Bien caviarder signifie retirer durablement du document certains contenus sélectionnés, pas seulement les dissimuler visuellement. De plus, la base juridique, la portée et le résultat exporté doivent être vérifiés.
Une barre noire dans le PDF suffit-elle ?
Non. Une barre noire ne dissimule le texte que visuellement. Le texte demeure conservé dans le PDF et peut être copié ou reconstitué avec un éditeur de texte. Le vrai caviardage retire le texte du flux de contenu du PDF.

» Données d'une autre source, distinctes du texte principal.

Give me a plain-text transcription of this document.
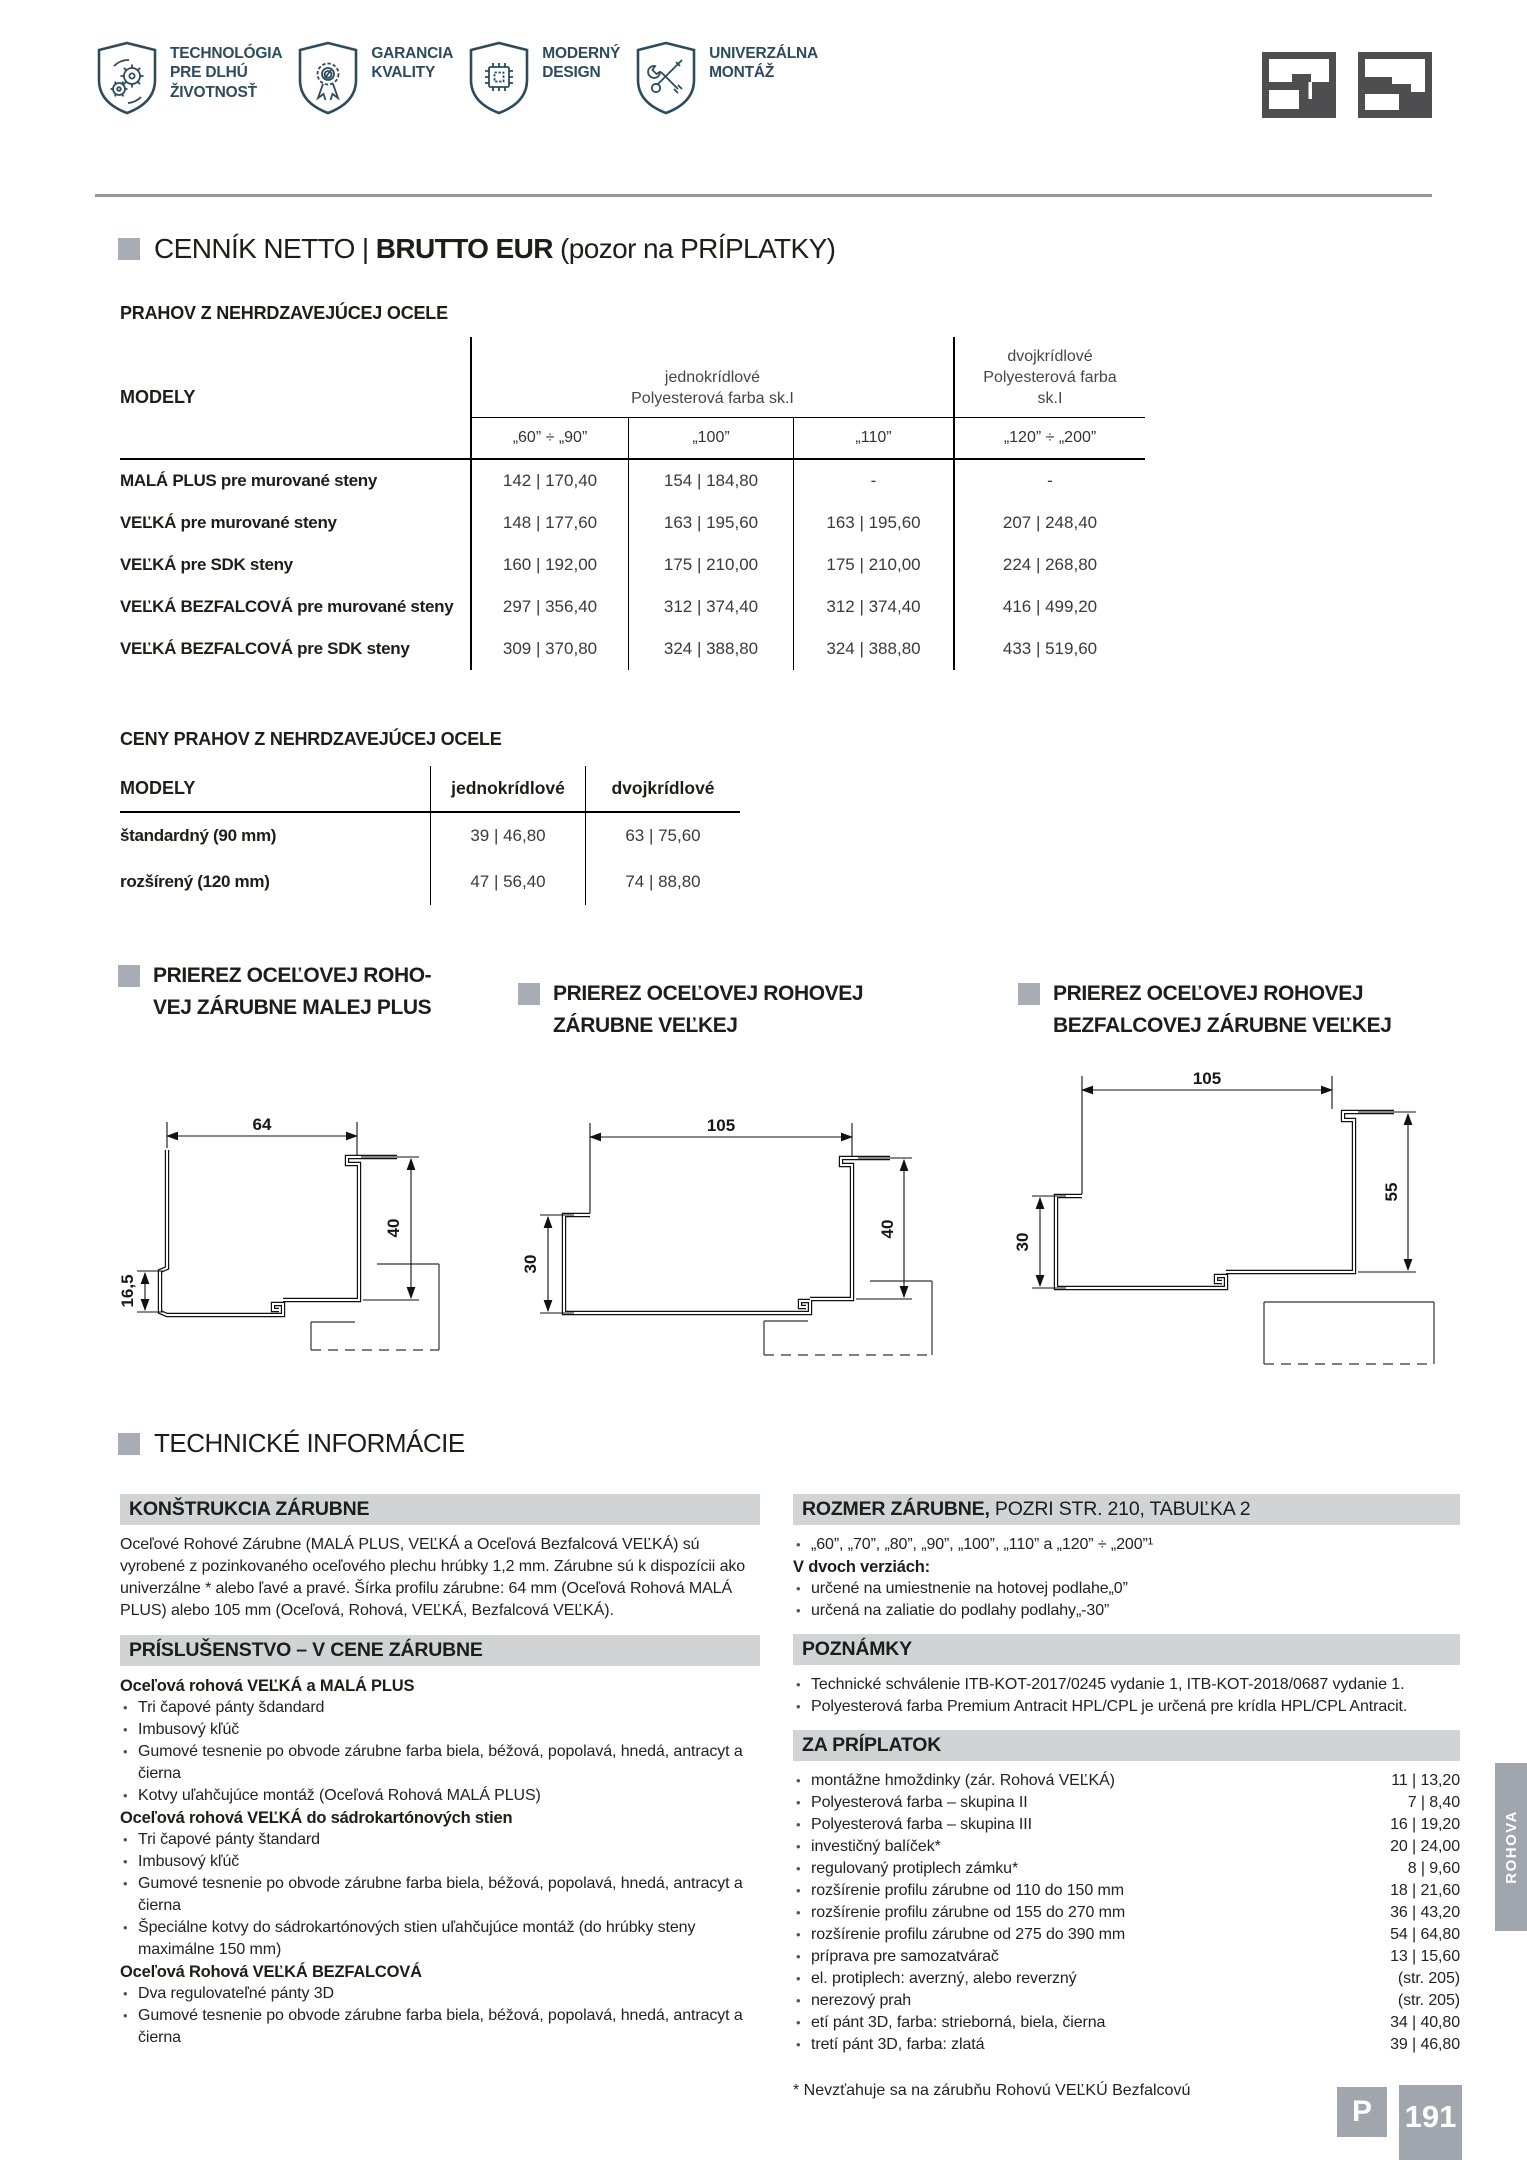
TECHNOLÓGIA
PRE DLHÚ
ŽIVOTNOSŤ
GARANCIA
KVALITY
MODERNÝ
DESIGN
UNIVERZÁLNA
MONTÁŽ
CENNÍK NETTO | BRUTTO EUR (pozor na PRÍPLATKY)
PRAHOV Z NEHRDZAVEJÚCEJ OCELE
MODELY
jednokrídlové
Polyesterová farba sk.I
dvojkrídlové
Polyesterová farba
sk.I
„60” ÷ „90”	„100”	„110”	„120” ÷ „200”
MALÁ PLUS pre murované steny	142 | 170,40	154 | 184,80	-	-
VEĽKÁ pre murované steny	148 | 177,60	163 | 195,60	163 | 195,60	207 | 248,40
VEĽKÁ pre SDK steny	160 | 192,00	175 | 210,00	175 | 210,00	224 | 268,80
VEĽKÁ BEZFALCOVÁ pre murované steny	297 | 356,40	312 | 374,40	312 | 374,40	416 | 499,20
VEĽKÁ BEZFALCOVÁ pre SDK steny	309 | 370,80	324 | 388,80	324 | 388,80	433 | 519,60
CENY PRAHOV Z NEHRDZAVEJÚCEJ OCELE
MODELY	jednokrídlové	dvojkrídlové
štandardný (90 mm)	39 | 46,80	63 | 75,60
rozšírený (120 mm)	47 | 56,40	74 | 88,80
PRIEREZ OCEĽOVEJ ROHO-
VEJ ZÁRUBNE MALEJ PLUS
PRIEREZ OCEĽOVEJ ROHOVEJ
ZÁRUBNE VEĽKEJ
PRIEREZ OCEĽOVEJ ROHOVEJ
BEZFALCOVEJ ZÁRUBNE VEĽKEJ
64
40
16,5
105
40
30
105
55
30
TECHNICKÉ INFORMÁCIE
KONŠTRUKCIA ZÁRUBNE
Oceľové Rohové Zárubne (MALÁ PLUS, VEĽKÁ a Oceľová Bezfalcová VEĽKÁ) sú vyrobené z pozinkovaného oceľového plechu hrúbky 1,2 mm. Zárubne sú k dispozícii ako univerzálne * alebo ľavé a pravé. Šírka profilu zárubne: 64 mm (Oceľová Rohová MALÁ PLUS) alebo 105 mm (Oceľová, Rohová, VEĽKÁ, Bezfalcová VEĽKÁ).
PRÍSLUŠENSTVO – V CENE ZÁRUBNE
Oceľová rohová VEĽKÁ a MALÁ PLUS
• Tri čapové pánty šdandard
• Imbusový kľúč
• Gumové tesnenie po obvode zárubne farba biela, béžová, popolavá, hnedá, antracyt a čierna
• Kotvy uľahčujúce montáž (Oceľová Rohová MALÁ PLUS)
Oceľová rohová VEĽKÁ do sádrokartónových stien
• Tri čapové pánty štandard
• Imbusový kľúč
• Gumové tesnenie po obvode zárubne farba biela, béžová, popolavá, hnedá, antracyt a čierna
• Špeciálne kotvy do sádrokartónových stien uľahčujúce montáž (do hrúbky steny maximálne 150 mm)
Oceľová Rohová VEĽKÁ BEZFALCOVÁ
• Dva regulovateľné pánty 3D
• Gumové tesnenie po obvode zárubne farba biela, béžová, popolavá, hnedá, antracyt a čierna
ROZMER ZÁRUBNE, POZRI STR. 210, TABUĽKA 2
• „60”, „70”, „80”, „90”, „100”, „110” a „120” ÷ „200”¹
V dvoch verziách:
• určené na umiestnenie na hotovej podlahe„0”
• určená na zaliatie do podlahy podlahy„-30”
POZNÁMKY
• Technické schválenie ITB-KOT-2017/0245 vydanie 1, ITB-KOT-2018/0687 vydanie 1.
• Polyesterová farba Premium Antracit HPL/CPL je určená pre krídla HPL/CPL Antracit.
ZA PRÍPLATOK
• montážne hmoždinky (zár. Rohová VEĽKÁ)	11 | 13,20
• Polyesterová farba – skupina II	7 | 8,40
• Polyesterová farba – skupina III	16 | 19,20
• investičný balíček*	20 | 24,00
• regulovaný protiplech zámku*	8 | 9,60
• rozšírenie profilu zárubne od 110 do 150 mm	18 | 21,60
• rozšírenie profilu zárubne od 155 do 270 mm	36 | 43,20
• rozšírenie profilu zárubne od 275 do 390 mm	54 | 64,80
• príprava pre samozatvárač	13 | 15,60
• el. protiplech: averzný, alebo reverzný	(str. 205)
• nerezový prah	(str. 205)
• etí pánt 3D, farba: strieborná, biela, čierna	34 | 40,80
• tretí pánt 3D, farba: zlatá	39 | 46,80
* Nevzťahuje sa na zárubňu Rohovú VEĽKÚ Bezfalcovú
ROHOVA
P 191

Quels documents devrais-je caviarder ?
Tous les documents contenant des données personnelles de tiers qui sont transmis : relevés bancaires, factures, contrats, dossiers du personnel, courriers administratifs. Caviardez ce qui n'est pas nécessaire à l'objet concerné.
Comment tester si un caviardage est sûr ?
Sélectionnez l'emplacement caviardé et tentez de copier le texte (Ctrl+C). Si le texte original apparaît dans un éditeur de texte, il n'a été que dissimulé. Ouvrez en outre le PDF dans un éditeur de texte et recherchez des termes connus.
Puis-je aussi bien caviarder des documents numérisés ?
Oui. Avec la reconnaissance OCR, le texte des pages numérisées est d'abord rendu lisible puis peut être reconnu et caviardé de manière irréversible comme dans un PDF numérique.